Italian Cultural Institute of Melbourne and Italian Cultural Institute of Sydney in collaboration with The University of Melbourne are proud to promote an event featuring Strega Prize-winning author Paolo Giordano, currently touring Australia to present his latest novel, Tasmania, on the occasion of the XXIV Settimana della lingua italiana nel mondo (SLIM).
Published in 2022, this semi-autobiographical work delves into the fear, anxiety, wonder, and beauty of our uncertain and tumultuous times. It explores how we can forge and sustain relationships amidst the growing challenges of climate change and global conflict, even as connecting with others becomes increasingly difficult.
Author’s biography. Paolo Giordano is an acclaimed Italian writer, whose works explore complex themes such as human relationships, identity, and the intricacies of modern life. His literary journey began with the novel La solitudine dei numeri primi (The Solitude of Prime Numbers), which won the prestigious Premio Strega in 2008. Other works include Il corpo umano (The Human Body, 2012), an examination of soldiers returning from Afghanistan, Il nero e l’argento (Like Family, 2014), which delves into the complexities of a couple’s relationship, and Nel contagio (How Contagion Works, 2020), where Giordano reflects on societal challenges during the COVID pandemic.
Tasmania plot.

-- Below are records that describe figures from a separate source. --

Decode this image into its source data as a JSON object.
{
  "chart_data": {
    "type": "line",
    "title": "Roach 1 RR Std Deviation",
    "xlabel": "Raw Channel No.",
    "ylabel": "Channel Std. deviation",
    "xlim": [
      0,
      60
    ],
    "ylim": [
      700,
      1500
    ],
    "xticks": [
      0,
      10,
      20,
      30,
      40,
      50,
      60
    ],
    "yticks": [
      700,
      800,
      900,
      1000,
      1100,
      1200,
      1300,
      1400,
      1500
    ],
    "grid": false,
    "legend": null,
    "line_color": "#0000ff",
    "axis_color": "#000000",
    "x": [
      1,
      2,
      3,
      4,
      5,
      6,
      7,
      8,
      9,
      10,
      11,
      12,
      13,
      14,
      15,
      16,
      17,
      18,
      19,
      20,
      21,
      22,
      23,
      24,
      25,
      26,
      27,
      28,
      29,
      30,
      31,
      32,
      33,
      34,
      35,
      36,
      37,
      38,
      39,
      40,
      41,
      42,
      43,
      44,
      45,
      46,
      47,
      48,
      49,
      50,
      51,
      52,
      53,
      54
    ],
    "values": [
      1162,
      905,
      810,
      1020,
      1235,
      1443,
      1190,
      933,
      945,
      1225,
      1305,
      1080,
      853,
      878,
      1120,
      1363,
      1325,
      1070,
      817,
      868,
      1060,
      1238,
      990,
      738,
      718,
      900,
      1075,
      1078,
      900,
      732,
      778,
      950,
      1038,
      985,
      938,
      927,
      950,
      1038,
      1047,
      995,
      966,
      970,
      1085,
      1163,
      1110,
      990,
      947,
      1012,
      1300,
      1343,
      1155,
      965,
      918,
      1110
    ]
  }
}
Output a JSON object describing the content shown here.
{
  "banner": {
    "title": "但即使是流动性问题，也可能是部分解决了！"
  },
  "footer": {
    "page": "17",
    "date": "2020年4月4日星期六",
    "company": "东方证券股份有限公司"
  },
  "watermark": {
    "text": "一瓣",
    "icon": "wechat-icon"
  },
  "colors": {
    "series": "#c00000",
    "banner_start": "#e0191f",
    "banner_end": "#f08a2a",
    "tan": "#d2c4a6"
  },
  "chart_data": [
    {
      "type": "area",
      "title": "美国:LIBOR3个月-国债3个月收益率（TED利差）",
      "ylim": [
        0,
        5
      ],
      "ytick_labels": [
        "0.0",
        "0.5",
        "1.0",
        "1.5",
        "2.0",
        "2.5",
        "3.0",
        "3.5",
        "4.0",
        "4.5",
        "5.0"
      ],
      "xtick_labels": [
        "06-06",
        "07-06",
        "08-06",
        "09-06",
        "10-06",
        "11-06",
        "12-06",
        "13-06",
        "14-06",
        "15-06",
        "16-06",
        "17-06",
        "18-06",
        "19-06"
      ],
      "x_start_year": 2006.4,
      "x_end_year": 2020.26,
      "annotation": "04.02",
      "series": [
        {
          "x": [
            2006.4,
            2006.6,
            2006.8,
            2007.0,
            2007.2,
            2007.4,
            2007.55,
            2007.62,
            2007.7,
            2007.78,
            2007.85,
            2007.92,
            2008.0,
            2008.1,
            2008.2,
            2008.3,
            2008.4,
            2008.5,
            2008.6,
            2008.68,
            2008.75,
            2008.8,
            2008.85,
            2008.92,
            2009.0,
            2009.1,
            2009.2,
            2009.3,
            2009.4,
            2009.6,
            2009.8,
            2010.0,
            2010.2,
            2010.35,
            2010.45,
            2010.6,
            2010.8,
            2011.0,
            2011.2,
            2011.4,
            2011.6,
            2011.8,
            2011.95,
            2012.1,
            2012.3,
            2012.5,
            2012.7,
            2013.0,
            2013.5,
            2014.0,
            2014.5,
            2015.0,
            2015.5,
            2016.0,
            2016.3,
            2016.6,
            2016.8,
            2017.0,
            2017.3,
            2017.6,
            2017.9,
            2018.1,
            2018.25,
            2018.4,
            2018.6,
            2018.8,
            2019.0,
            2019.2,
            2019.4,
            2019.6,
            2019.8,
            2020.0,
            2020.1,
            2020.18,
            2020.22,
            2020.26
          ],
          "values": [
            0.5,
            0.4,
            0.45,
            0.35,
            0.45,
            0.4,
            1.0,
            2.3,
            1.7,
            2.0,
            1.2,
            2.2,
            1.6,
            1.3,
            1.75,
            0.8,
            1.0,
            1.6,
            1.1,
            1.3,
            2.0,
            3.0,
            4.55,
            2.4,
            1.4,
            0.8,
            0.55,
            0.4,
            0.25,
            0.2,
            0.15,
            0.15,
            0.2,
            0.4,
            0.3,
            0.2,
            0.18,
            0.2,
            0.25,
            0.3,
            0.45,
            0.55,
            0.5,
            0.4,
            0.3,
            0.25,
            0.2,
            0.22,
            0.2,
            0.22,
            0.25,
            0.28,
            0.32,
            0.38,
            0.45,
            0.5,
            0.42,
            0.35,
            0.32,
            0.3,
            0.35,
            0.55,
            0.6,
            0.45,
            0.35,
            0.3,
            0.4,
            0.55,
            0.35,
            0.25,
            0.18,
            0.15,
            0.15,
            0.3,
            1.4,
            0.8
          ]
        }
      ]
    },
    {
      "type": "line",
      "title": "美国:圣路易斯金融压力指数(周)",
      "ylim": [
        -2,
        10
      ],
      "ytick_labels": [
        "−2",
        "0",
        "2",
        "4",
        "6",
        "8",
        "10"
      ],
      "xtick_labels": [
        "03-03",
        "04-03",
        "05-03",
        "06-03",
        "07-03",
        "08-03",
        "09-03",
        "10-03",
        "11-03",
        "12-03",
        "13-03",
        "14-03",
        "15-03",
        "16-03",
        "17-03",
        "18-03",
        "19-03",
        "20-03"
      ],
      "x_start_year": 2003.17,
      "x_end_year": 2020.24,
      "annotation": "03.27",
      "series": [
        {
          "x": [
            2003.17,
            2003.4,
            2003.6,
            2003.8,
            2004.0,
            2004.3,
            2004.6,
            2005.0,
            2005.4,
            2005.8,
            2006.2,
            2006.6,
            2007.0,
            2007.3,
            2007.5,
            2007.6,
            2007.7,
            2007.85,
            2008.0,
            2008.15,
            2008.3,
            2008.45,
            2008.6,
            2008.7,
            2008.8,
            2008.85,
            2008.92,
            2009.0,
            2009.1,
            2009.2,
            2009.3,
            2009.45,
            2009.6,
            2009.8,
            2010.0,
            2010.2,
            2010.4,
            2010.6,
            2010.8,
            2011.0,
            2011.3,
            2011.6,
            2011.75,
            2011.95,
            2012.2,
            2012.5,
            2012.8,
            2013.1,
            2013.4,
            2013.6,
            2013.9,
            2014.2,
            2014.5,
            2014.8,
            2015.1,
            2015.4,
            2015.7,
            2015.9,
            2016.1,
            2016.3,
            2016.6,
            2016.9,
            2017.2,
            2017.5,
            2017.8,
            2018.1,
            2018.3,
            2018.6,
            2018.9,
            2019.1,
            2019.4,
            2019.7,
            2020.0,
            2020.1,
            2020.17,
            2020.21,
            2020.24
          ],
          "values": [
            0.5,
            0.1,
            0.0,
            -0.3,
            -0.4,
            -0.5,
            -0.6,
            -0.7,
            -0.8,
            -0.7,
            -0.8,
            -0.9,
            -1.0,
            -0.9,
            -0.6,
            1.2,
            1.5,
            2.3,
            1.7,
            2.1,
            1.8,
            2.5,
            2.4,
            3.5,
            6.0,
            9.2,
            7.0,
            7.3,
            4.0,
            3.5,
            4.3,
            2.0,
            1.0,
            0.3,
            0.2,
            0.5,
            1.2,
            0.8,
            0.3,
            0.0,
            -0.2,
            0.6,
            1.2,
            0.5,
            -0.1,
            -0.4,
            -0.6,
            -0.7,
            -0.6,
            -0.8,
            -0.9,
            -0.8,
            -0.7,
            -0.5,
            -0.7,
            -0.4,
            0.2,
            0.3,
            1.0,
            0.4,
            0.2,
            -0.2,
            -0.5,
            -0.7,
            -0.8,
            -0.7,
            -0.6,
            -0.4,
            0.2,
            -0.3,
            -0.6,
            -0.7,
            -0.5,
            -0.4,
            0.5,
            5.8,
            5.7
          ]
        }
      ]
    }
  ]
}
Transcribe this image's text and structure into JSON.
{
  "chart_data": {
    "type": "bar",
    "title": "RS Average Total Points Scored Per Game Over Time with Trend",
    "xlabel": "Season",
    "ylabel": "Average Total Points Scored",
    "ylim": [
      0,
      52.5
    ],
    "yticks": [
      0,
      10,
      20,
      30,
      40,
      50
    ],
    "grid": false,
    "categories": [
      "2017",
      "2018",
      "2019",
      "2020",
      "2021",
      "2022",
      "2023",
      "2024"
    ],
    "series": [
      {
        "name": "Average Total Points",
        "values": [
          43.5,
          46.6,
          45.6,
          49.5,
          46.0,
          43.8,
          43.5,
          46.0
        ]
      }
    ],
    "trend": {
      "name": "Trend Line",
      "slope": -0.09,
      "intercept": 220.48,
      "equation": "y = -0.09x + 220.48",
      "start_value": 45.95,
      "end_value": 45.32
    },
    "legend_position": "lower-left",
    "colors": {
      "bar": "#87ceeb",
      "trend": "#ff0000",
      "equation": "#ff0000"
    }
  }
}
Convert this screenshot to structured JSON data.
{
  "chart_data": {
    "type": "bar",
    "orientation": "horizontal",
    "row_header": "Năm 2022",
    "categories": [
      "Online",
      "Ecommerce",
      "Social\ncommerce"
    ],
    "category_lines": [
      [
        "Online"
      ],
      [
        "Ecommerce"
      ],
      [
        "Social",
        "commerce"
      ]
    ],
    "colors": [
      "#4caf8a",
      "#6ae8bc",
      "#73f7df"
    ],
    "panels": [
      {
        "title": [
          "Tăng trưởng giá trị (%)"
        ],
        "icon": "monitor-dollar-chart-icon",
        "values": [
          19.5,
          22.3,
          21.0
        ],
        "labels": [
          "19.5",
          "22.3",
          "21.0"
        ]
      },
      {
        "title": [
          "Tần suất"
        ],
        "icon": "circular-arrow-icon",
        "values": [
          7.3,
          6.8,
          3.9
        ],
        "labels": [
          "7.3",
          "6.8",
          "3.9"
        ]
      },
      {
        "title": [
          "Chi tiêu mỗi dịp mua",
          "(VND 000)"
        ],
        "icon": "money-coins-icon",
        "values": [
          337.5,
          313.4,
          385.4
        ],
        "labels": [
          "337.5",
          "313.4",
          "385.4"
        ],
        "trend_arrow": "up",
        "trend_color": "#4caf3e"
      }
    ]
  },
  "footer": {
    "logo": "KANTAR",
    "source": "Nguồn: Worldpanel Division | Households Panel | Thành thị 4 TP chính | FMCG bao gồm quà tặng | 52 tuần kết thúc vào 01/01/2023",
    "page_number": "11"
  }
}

There are times when everything changes. One thing happens, one clicks, and the river in which we have always been immersed takes off in another direction. We call it a crisis. The protagonist of this novel is a caring and vibrant young man; he thought science would provide him with all the answers, but he is faced with a wall of questions. With him are Lorenza who knows how to wait, Novelli who studies the shape of clouds, Karol who has found God where he was not looking for him, Curzia who is yearning, Giulio who does not know how to talk to his son. The crisis of which this novel tells is not only that of a couple, perhaps it is that of a generation, certainly the crisis of the world we know-and of our planet. The magic of Tasmania, the force with which it calls to us on every page, is the natural refraction between what is happening outside and inside us. So even the ghost of the atomic bomb, which the protagonist studies and reconstructs, becomes an exorcism: the apocalypse is in this struggling of ours, and in the uncontrollable movements of the heart. Picking up the baton of the great scientist writers of the Italian twentieth century, Paolo Giordano pushes into the most interesting territories of the European novel of these years, to land with happiness and lightness in a place of his own, where he can play with concealments and self-revelation, come to terms with his own demons and cross fear.